My yard is a perpetual bog, with continual seeping from his rear irrigation. I cannot walk across the yard without sinking. While I have sent a note to the Developer/HOA (a bank) to meet and discuss the problem, I am reading what I can about others' experience.
The HOA rules require grass, but the mowing company cannot mow the back for several weeks now... too wet. An additional 13' of property was to be a drainage swale, but height disparity with another acreage to the rear made the developer construct a retaining wall. Now the 'swale' is in front of the wall and 6' of my little yard.

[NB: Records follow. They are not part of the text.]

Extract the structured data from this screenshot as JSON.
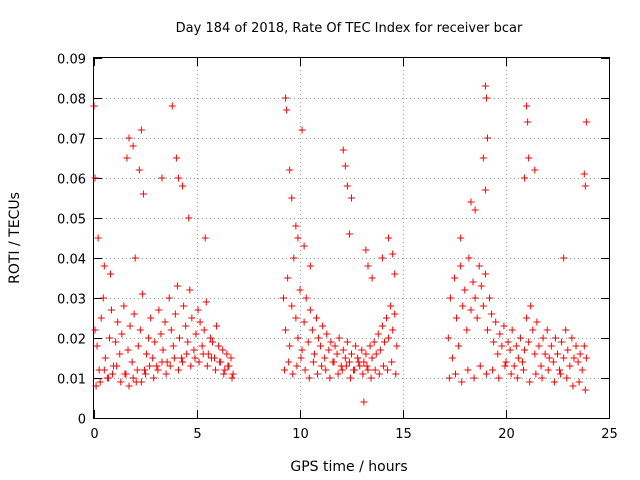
{
  "chart_data": {
    "type": "scatter",
    "title": "Day 184 of 2018, Rate Of TEC Index for receiver bcar",
    "xlabel": "GPS time / hours",
    "ylabel": "ROTI / TECUs",
    "xlim": [
      0,
      25
    ],
    "ylim": [
      0,
      0.09
    ],
    "x_ticks": [
      "0",
      "5",
      "10",
      "15",
      "20",
      "25"
    ],
    "y_ticks": [
      "0",
      "0.01",
      "0.02",
      "0.03",
      "0.04",
      "0.05",
      "0.06",
      "0.07",
      "0.08",
      "0.09"
    ],
    "grid": true,
    "marker": "plus",
    "color": "#ff0000",
    "series": [
      {
        "x": [
          0.05,
          0.15,
          0.25,
          0.35,
          0.45,
          0.55,
          0.65,
          0.75,
          0.85,
          0.95,
          1.05,
          1.15,
          1.25,
          1.35,
          1.45,
          1.55,
          1.65,
          1.75,
          1.85,
          1.95,
          2.05,
          2.15,
          2.25,
          2.35,
          2.45,
          2.55,
          2.65,
          2.75,
          2.85,
          2.95,
          3.05,
          3.15,
          3.25,
          3.35,
          3.45,
          3.55,
          3.65,
          3.75,
          3.85,
          3.95,
          4.05,
          4.15,
          4.25,
          4.35,
          4.45,
          4.55,
          4.65,
          4.75,
          4.85,
          4.95,
          5.05,
          5.15,
          5.25,
          5.35,
          5.45,
          5.55,
          5.65,
          5.75,
          5.85,
          5.95,
          6.05,
          6.15,
          6.25,
          6.35,
          6.45,
          6.55,
          6.65,
          6.75,
          0.1,
          0.3,
          0.5,
          0.7,
          0.9,
          1.1,
          1.3,
          1.5,
          1.7,
          1.9,
          2.1,
          2.3,
          2.5,
          2.7,
          2.9,
          3.1,
          3.3,
          3.5,
          3.7,
          3.9,
          4.1,
          4.3,
          4.5,
          4.7,
          4.9,
          5.1,
          5.3,
          5.5,
          5.7,
          5.9,
          6.1,
          6.3,
          6.5,
          6.7,
          0.0,
          0.05,
          0.2,
          0.5,
          0.8,
          1.6,
          1.7,
          1.9,
          2.2,
          2.3,
          2.4,
          3.8,
          4.0,
          4.1,
          4.3,
          4.6,
          5.4,
          3.3,
          2.0
        ],
        "y": [
          0.022,
          0.018,
          0.012,
          0.025,
          0.03,
          0.015,
          0.01,
          0.02,
          0.027,
          0.013,
          0.019,
          0.024,
          0.016,
          0.021,
          0.028,
          0.011,
          0.017,
          0.023,
          0.014,
          0.026,
          0.009,
          0.018,
          0.022,
          0.031,
          0.012,
          0.016,
          0.02,
          0.025,
          0.015,
          0.019,
          0.013,
          0.027,
          0.021,
          0.017,
          0.024,
          0.014,
          0.03,
          0.022,
          0.018,
          0.026,
          0.033,
          0.02,
          0.015,
          0.028,
          0.023,
          0.019,
          0.032,
          0.025,
          0.017,
          0.021,
          0.027,
          0.024,
          0.018,
          0.022,
          0.029,
          0.016,
          0.02,
          0.019,
          0.015,
          0.023,
          0.018,
          0.014,
          0.017,
          0.012,
          0.016,
          0.013,
          0.015,
          0.011,
          0.008,
          0.009,
          0.012,
          0.01,
          0.011,
          0.013,
          0.009,
          0.011,
          0.008,
          0.01,
          0.012,
          0.009,
          0.011,
          0.013,
          0.01,
          0.012,
          0.014,
          0.011,
          0.013,
          0.015,
          0.012,
          0.014,
          0.016,
          0.013,
          0.015,
          0.014,
          0.016,
          0.013,
          0.015,
          0.012,
          0.014,
          0.011,
          0.013,
          0.01,
          0.078,
          0.06,
          0.045,
          0.038,
          0.036,
          0.065,
          0.07,
          0.068,
          0.062,
          0.072,
          0.056,
          0.078,
          0.065,
          0.06,
          0.058,
          0.05,
          0.045,
          0.06,
          0.04
        ]
      },
      {
        "x": [
          9.2,
          9.3,
          9.4,
          9.5,
          9.6,
          9.7,
          9.8,
          9.9,
          10.0,
          10.1,
          10.2,
          10.3,
          10.4,
          10.5,
          10.6,
          10.7,
          10.8,
          10.9,
          11.0,
          11.1,
          11.2,
          11.3,
          11.4,
          11.5,
          11.6,
          11.7,
          11.8,
          11.9,
          12.0,
          12.1,
          12.2,
          12.3,
          12.4,
          12.5,
          12.6,
          12.7,
          12.8,
          12.9,
          13.0,
          13.1,
          13.2,
          13.3,
          13.4,
          13.5,
          13.6,
          13.7,
          13.8,
          13.9,
          14.0,
          14.1,
          14.2,
          14.3,
          14.4,
          14.5,
          14.6,
          14.7,
          9.25,
          9.45,
          9.65,
          9.85,
          10.05,
          10.25,
          10.45,
          10.65,
          10.85,
          11.05,
          11.25,
          11.45,
          11.65,
          11.85,
          12.05,
          12.25,
          12.45,
          12.65,
          12.85,
          13.05,
          13.25,
          13.45,
          13.65,
          13.85,
          14.05,
          14.25,
          14.45,
          14.65,
          9.3,
          9.35,
          9.5,
          9.6,
          9.8,
          9.9,
          10.1,
          10.2,
          10.5,
          12.1,
          12.2,
          12.3,
          12.5,
          12.4,
          13.2,
          13.3,
          13.5,
          14.0,
          14.3,
          14.5,
          14.6,
          13.1
        ],
        "y": [
          0.03,
          0.022,
          0.035,
          0.018,
          0.028,
          0.04,
          0.025,
          0.02,
          0.032,
          0.017,
          0.024,
          0.03,
          0.019,
          0.027,
          0.022,
          0.016,
          0.025,
          0.02,
          0.018,
          0.023,
          0.015,
          0.021,
          0.017,
          0.019,
          0.014,
          0.018,
          0.016,
          0.02,
          0.013,
          0.017,
          0.015,
          0.019,
          0.014,
          0.016,
          0.012,
          0.018,
          0.015,
          0.013,
          0.017,
          0.014,
          0.016,
          0.012,
          0.018,
          0.015,
          0.019,
          0.016,
          0.021,
          0.017,
          0.023,
          0.019,
          0.025,
          0.02,
          0.028,
          0.022,
          0.026,
          0.018,
          0.012,
          0.014,
          0.011,
          0.013,
          0.015,
          0.012,
          0.01,
          0.014,
          0.011,
          0.013,
          0.012,
          0.01,
          0.014,
          0.011,
          0.012,
          0.013,
          0.01,
          0.012,
          0.014,
          0.011,
          0.013,
          0.01,
          0.012,
          0.011,
          0.013,
          0.012,
          0.014,
          0.011,
          0.08,
          0.077,
          0.062,
          0.055,
          0.048,
          0.045,
          0.072,
          0.043,
          0.038,
          0.067,
          0.063,
          0.058,
          0.055,
          0.046,
          0.042,
          0.038,
          0.035,
          0.04,
          0.045,
          0.041,
          0.036,
          0.004
        ]
      },
      {
        "x": [
          17.2,
          17.3,
          17.4,
          17.5,
          17.6,
          17.7,
          17.8,
          17.9,
          18.0,
          18.1,
          18.2,
          18.3,
          18.4,
          18.5,
          18.6,
          18.7,
          18.8,
          18.9,
          19.0,
          19.1,
          19.2,
          19.3,
          19.4,
          19.5,
          19.6,
          19.7,
          19.8,
          19.9,
          20.0,
          20.1,
          20.2,
          20.3,
          20.4,
          20.5,
          20.6,
          20.7,
          20.8,
          20.9,
          21.0,
          21.1,
          21.2,
          21.3,
          21.4,
          21.5,
          21.6,
          21.7,
          21.8,
          21.9,
          22.0,
          22.1,
          22.2,
          22.3,
          22.4,
          22.5,
          22.6,
          22.7,
          22.8,
          22.9,
          23.0,
          23.1,
          23.2,
          23.3,
          23.4,
          23.5,
          23.6,
          23.7,
          23.8,
          23.9,
          17.25,
          17.55,
          17.85,
          18.15,
          18.45,
          18.75,
          19.05,
          19.35,
          19.65,
          19.95,
          20.25,
          20.55,
          20.85,
          21.15,
          21.45,
          21.75,
          22.05,
          22.35,
          22.65,
          22.95,
          23.25,
          23.55,
          23.85,
          19.0,
          19.05,
          19.1,
          18.9,
          19.0,
          18.5,
          18.3,
          17.8,
          21.0,
          21.05,
          21.1,
          20.9,
          21.4,
          23.9,
          23.8,
          23.85,
          22.8
        ],
        "y": [
          0.02,
          0.03,
          0.015,
          0.035,
          0.025,
          0.018,
          0.038,
          0.028,
          0.032,
          0.022,
          0.04,
          0.027,
          0.034,
          0.03,
          0.025,
          0.038,
          0.033,
          0.028,
          0.036,
          0.022,
          0.03,
          0.026,
          0.019,
          0.024,
          0.016,
          0.021,
          0.018,
          0.023,
          0.014,
          0.019,
          0.017,
          0.022,
          0.013,
          0.018,
          0.015,
          0.02,
          0.014,
          0.017,
          0.025,
          0.019,
          0.028,
          0.022,
          0.016,
          0.024,
          0.018,
          0.013,
          0.02,
          0.016,
          0.022,
          0.015,
          0.018,
          0.014,
          0.02,
          0.016,
          0.012,
          0.019,
          0.015,
          0.022,
          0.017,
          0.013,
          0.02,
          0.015,
          0.018,
          0.014,
          0.016,
          0.012,
          0.018,
          0.015,
          0.01,
          0.011,
          0.009,
          0.012,
          0.01,
          0.013,
          0.011,
          0.012,
          0.01,
          0.013,
          0.011,
          0.01,
          0.012,
          0.009,
          0.011,
          0.01,
          0.012,
          0.009,
          0.011,
          0.01,
          0.008,
          0.009,
          0.007,
          0.083,
          0.08,
          0.07,
          0.065,
          0.057,
          0.052,
          0.054,
          0.045,
          0.078,
          0.074,
          0.065,
          0.06,
          0.062,
          0.074,
          0.061,
          0.058,
          0.04
        ]
      }
    ]
  }
}
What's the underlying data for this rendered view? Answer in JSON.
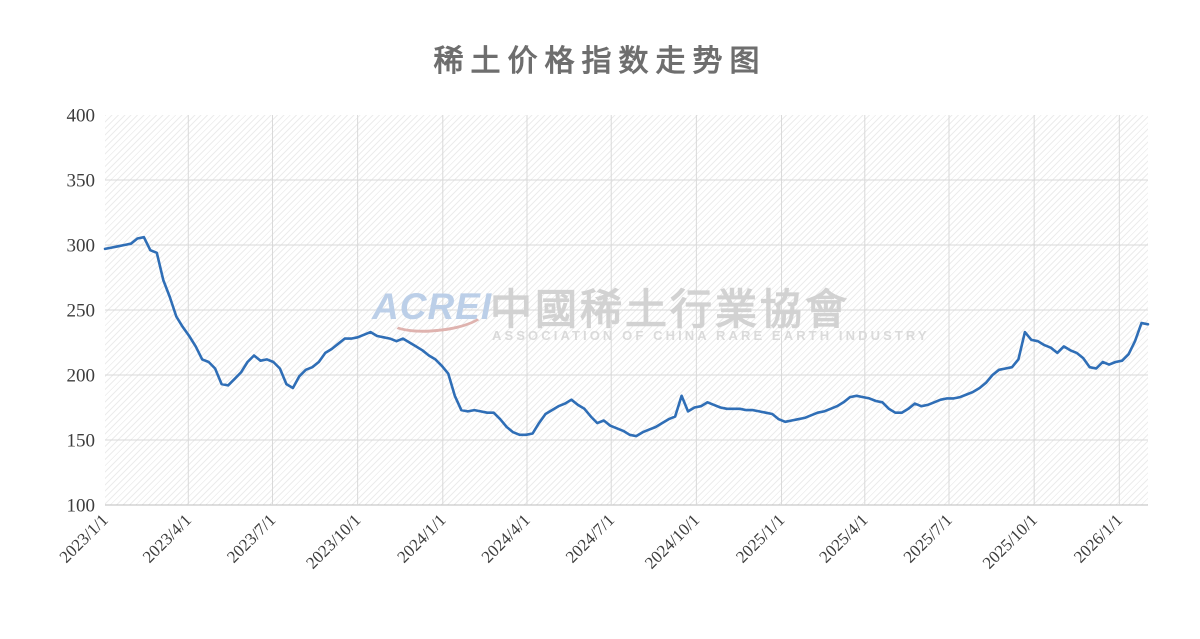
{
  "title": "稀土价格指数走势图",
  "watermark": {
    "acronym": "ACREI",
    "cn": "中國稀土行業協會",
    "en": "ASSOCIATION OF CHINA RARE EARTH INDUSTRY"
  },
  "colors": {
    "line": "#2f6eb6",
    "grid": "#d9d9d9",
    "axis_text": "#3d3d3d",
    "title_text": "#6e6e6e",
    "hatch": "#ececec",
    "watermark_blue": "#bccfe8",
    "watermark_gray": "#d2d2d2",
    "watermark_red": "#dfb3af"
  },
  "chart_data": {
    "type": "line",
    "title": "稀土价格指数走势图",
    "xlabel": "",
    "ylabel": "",
    "grid": true,
    "legend": "none",
    "background_pattern": "diagonal-hatch",
    "y_axis": {
      "min": 100,
      "max": 400,
      "step": 50,
      "ticks": [
        100,
        150,
        200,
        250,
        300,
        350,
        400
      ]
    },
    "x_tick_labels": [
      "2023/1/1",
      "2023/4/1",
      "2023/7/1",
      "2023/10/1",
      "2024/1/1",
      "2024/4/1",
      "2024/7/1",
      "2024/10/1",
      "2025/1/1",
      "2025/4/1",
      "2025/7/1",
      "2025/10/1",
      "2026/1/1"
    ],
    "series": [
      {
        "name": "稀土价格指数",
        "color": "#2f6eb6",
        "start_date": "2023/1/1",
        "step_days": 7,
        "values": [
          297,
          298,
          299,
          300,
          301,
          305,
          306,
          296,
          294,
          273,
          260,
          245,
          237,
          230,
          222,
          212,
          210,
          205,
          193,
          192,
          197,
          202,
          210,
          215,
          211,
          212,
          210,
          205,
          193,
          190,
          199,
          204,
          206,
          210,
          217,
          220,
          224,
          228,
          228,
          229,
          231,
          233,
          230,
          229,
          228,
          226,
          228,
          225,
          222,
          219,
          215,
          212,
          207,
          201,
          184,
          173,
          172,
          173,
          172,
          171,
          171,
          166,
          160,
          156,
          154,
          154,
          155,
          163,
          170,
          173,
          176,
          178,
          181,
          177,
          174,
          168,
          163,
          165,
          161,
          159,
          157,
          154,
          153,
          156,
          158,
          160,
          163,
          166,
          168,
          184,
          172,
          175,
          176,
          179,
          177,
          175,
          174,
          174,
          174,
          173,
          173,
          172,
          171,
          170,
          166,
          164,
          165,
          166,
          167,
          169,
          171,
          172,
          174,
          176,
          179,
          183,
          184,
          183,
          182,
          180,
          179,
          174,
          171,
          171,
          174,
          178,
          176,
          177,
          179,
          181,
          182,
          182,
          183,
          185,
          187,
          190,
          194,
          200,
          204,
          205,
          206,
          212,
          233,
          227,
          226,
          223,
          221,
          217,
          222,
          219,
          217,
          213,
          206,
          205,
          210,
          208,
          210,
          211,
          216,
          226,
          240,
          239
        ]
      }
    ]
  }
}
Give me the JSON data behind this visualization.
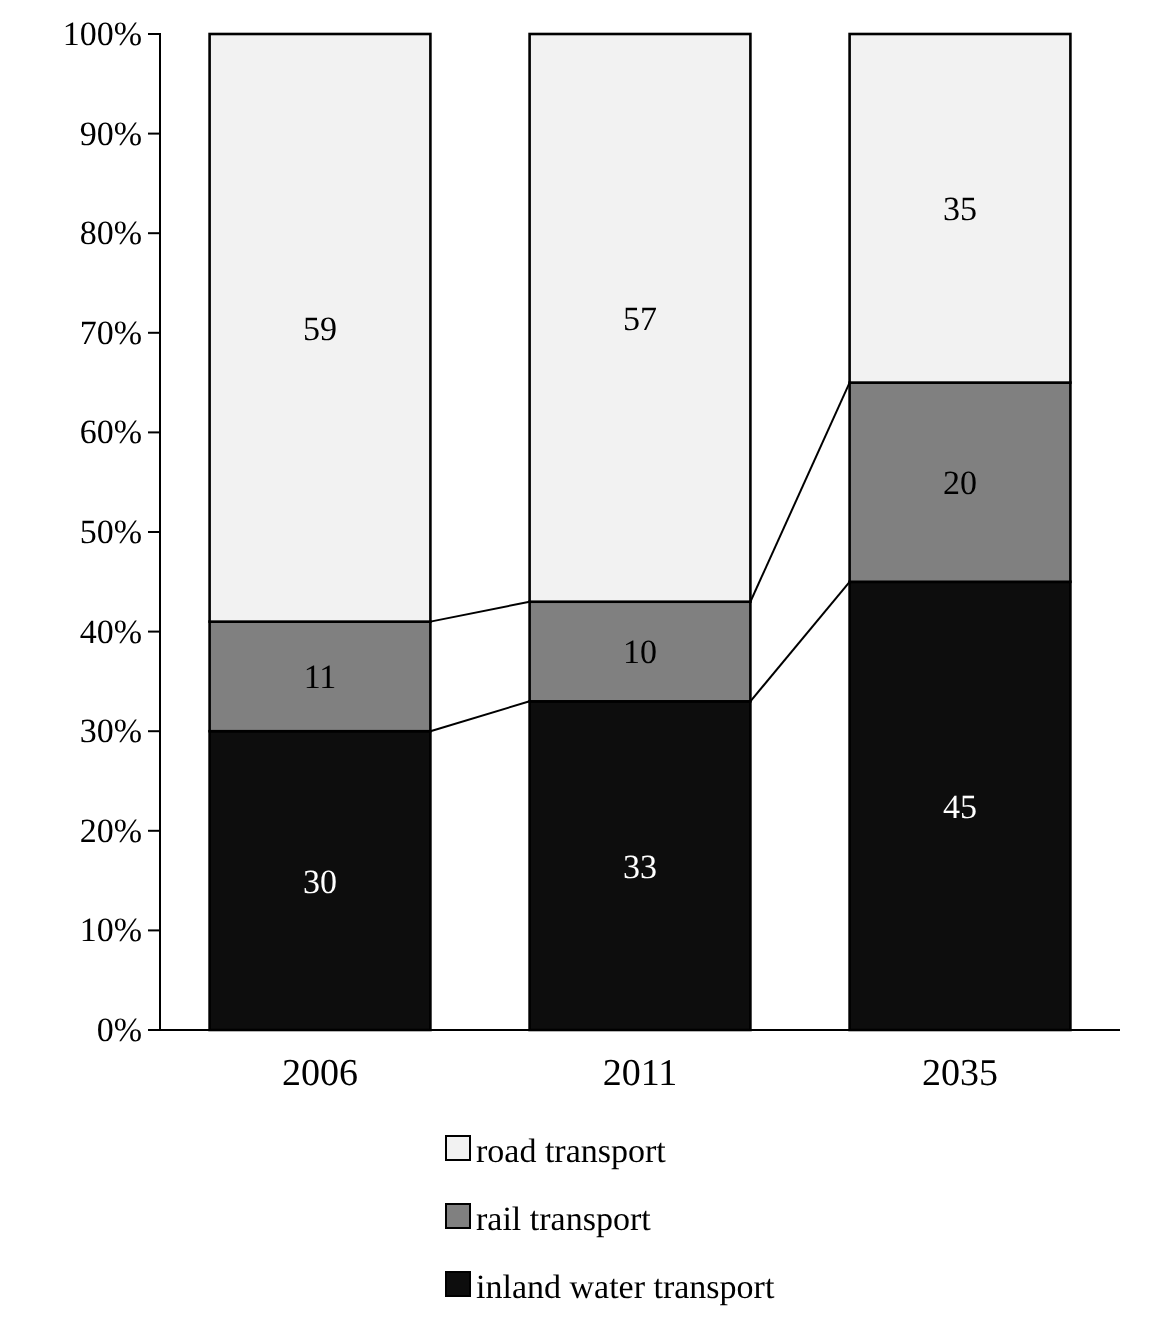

I understand the law prevents obstructing the 'natural flow of water' and assume this applies to naturally occurring, ie: storm water, as in from Mother Nature. But, what does one do about man produced water flow? Can one person make another's yard un-useable? Anyone with ideas or experience?
I have only met the neighbor briefly, but have observed some of his actions across the yards. He is brusk and semi-sarcastic, seems to be someone who does as he pleases. I think the HOA 'helping' him with appropriate sprinkler settings might be better than some woman asking him to please stop flooding her yard.
If they will not take up the challenge, what next?